According to the Juuru Church chronicles (first half of the 18th century), the pulpit was initially left unpainted. ‘There is a pulpit in the church that has been completed as the work of a good sculptor, which the blessed Mannrichter (district court judge) Reinhold Engdes gave to the church as a gift. It has not been painted yet: Hakenrichter (the chief of police of the local rural district) Toll von Hördel (Toll from Hõreda Manor) has promised to have the pulpit painted.’
Leaving the pulpit unpainted for decades was exceptional in the context of Ackermann’s oeuvre as well as in the broader context of Estonian ecclesiastical art. (Such instances are rare throughout the baroque era Baltic Sea cultural space). The reason for the absence of polychromy on the pulpit could have been a lack of money.
What does the Juuru Church pulpit’s iconography speak of?
The pulpit’s iconographic programme (which was altered in the 19 th century) was originally simple and clear: four evangelists and in between them Christ as Salvator Mundi are depicted on its corpus. Moses stood beneath the corpus as an illustration of the cohesion between the New and Old Testaments. Christ the Invincible and angels bearing the attributes of Christ’s Passion stood on the sounding board. The congregation was meant to understand the pulpit’s figurative language as an embodiment of Martin Luther’s favourite theme – the union between the law and grace.
What is surprising about the history of the Juuru Church pulpit’s staircase and polychromy?
As has already been said, the Juuru Church pulpit initially remained without polychromy, and it was only in the mid-18 th century that it was finally painted. Yet the pulpit’s coat of paint from the final decade of the 19 th century, which has survived to this day, is altogether more surprising than the first coat of paint. As can be read from the panels on the inner side of the pulpit’s corpus, the pulpit’s renovators were the cabinetmaker J. Johanson, the painter Kalff, and the ‘artist damoiselle’ S. v. Kügelgen. Kügelgen had family ties to Juuru Parish. She approached sculptural and relief art as a professional painter. She painted figures and carved scenes as if she were creating a painting. The Baltic German female artist Sally von Kügelgen was from the famous Kügelgen artists’ dynasty and had also previously worked on decorating churches – for instance, she created three apse paintings for Tallinn’s Church of Charles XI.
The comprehensive renovation of the pulpit was undertaken in connection with the reconstruction of Juuru Church, which was carried out in 1893–1895 according to the design project drawn up by the architect Erwin Bernhard.
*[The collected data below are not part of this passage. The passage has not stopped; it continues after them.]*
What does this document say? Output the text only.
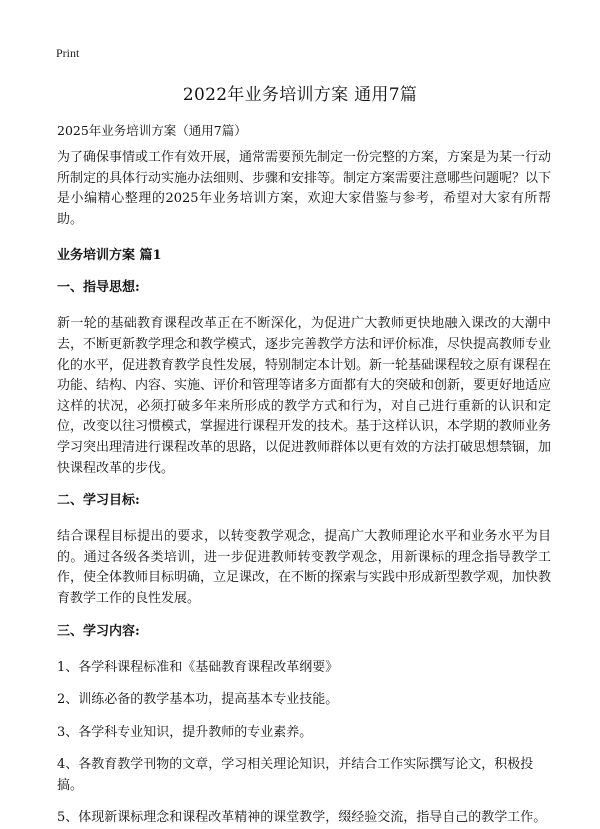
Print
2022年业务培训方案 通用7篇

2025年业务培训方案（通用7篇）

为了确保事情或工作有效开展，通常需要预先制定一份完整的方案，方案是为某一行动所制定的具体行动实施办法细则、步骤和安排等。制定方案需要注意哪些问题呢？以下是小编精心整理的2025年业务培训方案，欢迎大家借鉴与参考，希望对大家有所帮助。

业务培训方案 篇1

一、指导思想:

新一轮的基础教育课程改革正在不断深化，为促进广大教师更快地融入课改的大潮中去，不断更新教学理念和教学模式，逐步完善教学方法和评价标准，尽快提高教师专业化的水平，促进教育教学良性发展，特别制定本计划。新一轮基础课程较之原有课程在功能、结构、内容、实施、评价和管理等诸多方面都有大的突破和创新，要更好地适应这样的状况，必须打破多年来所形成的教学方式和行为，对自己进行重新的认识和定位，改变以往习惯模式，掌握进行课程开发的技术。基于这样认识，本学期的教师业务学习突出理清进行课程改革的思路，以促进教师群体以更有效的方法打破思想禁锢，加快课程改革的步伐。

二、学习目标:

结合课程目标提出的要求，以转变教学观念，提高广大教师理论水平和业务水平为目的。通过各级各类培训，进一步促进教师转变教学观念，用新课标的理念指导教学工作，使全体教师目标明确，立足课改，在不断的探索与实践中形成新型教学观，加快教育教学工作的良性发展。

三、学习内容:

1、各学科课程标准和《基础教育课程改革纲要》

2、训练必备的教学基本功，提高基本专业技能。

3、各学科专业知识，提升教师的专业素养。

4、各教育教学刊物的文章，学习相关理论知识，并结合工作实际撰写论文，积极投搞。

5、体现新课标理念和课程改革精神的课堂教学，缀经验交流，指导自己的教学工作。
The cabinetmaker J. Johanson carved the (first two) reliefs according to either photographs or sketches made by the painter Sally von Kügelgen.
The pulpit was moved to a new location – in front of the chancel arch – after its renovation. It consequently lost one of the sides of its corpus and its figures were rearranged. It was given a new colour scheme and a stair balustrade with noteworthy carved panels. Two of the Juuru pulpit’s three stair balustrade reliefs – depicting the birth of Christ and his resurrection – were carved according to the stair balustrade panels of the pulpit of Tallinn’s Church of the Holy Spirit (1597). The third relief depicts an angel bearing a model of the old medieval church flying up into the heavens on the background of Juuru’s reconstructed church, inferring the particular sanctity of handling sacral art.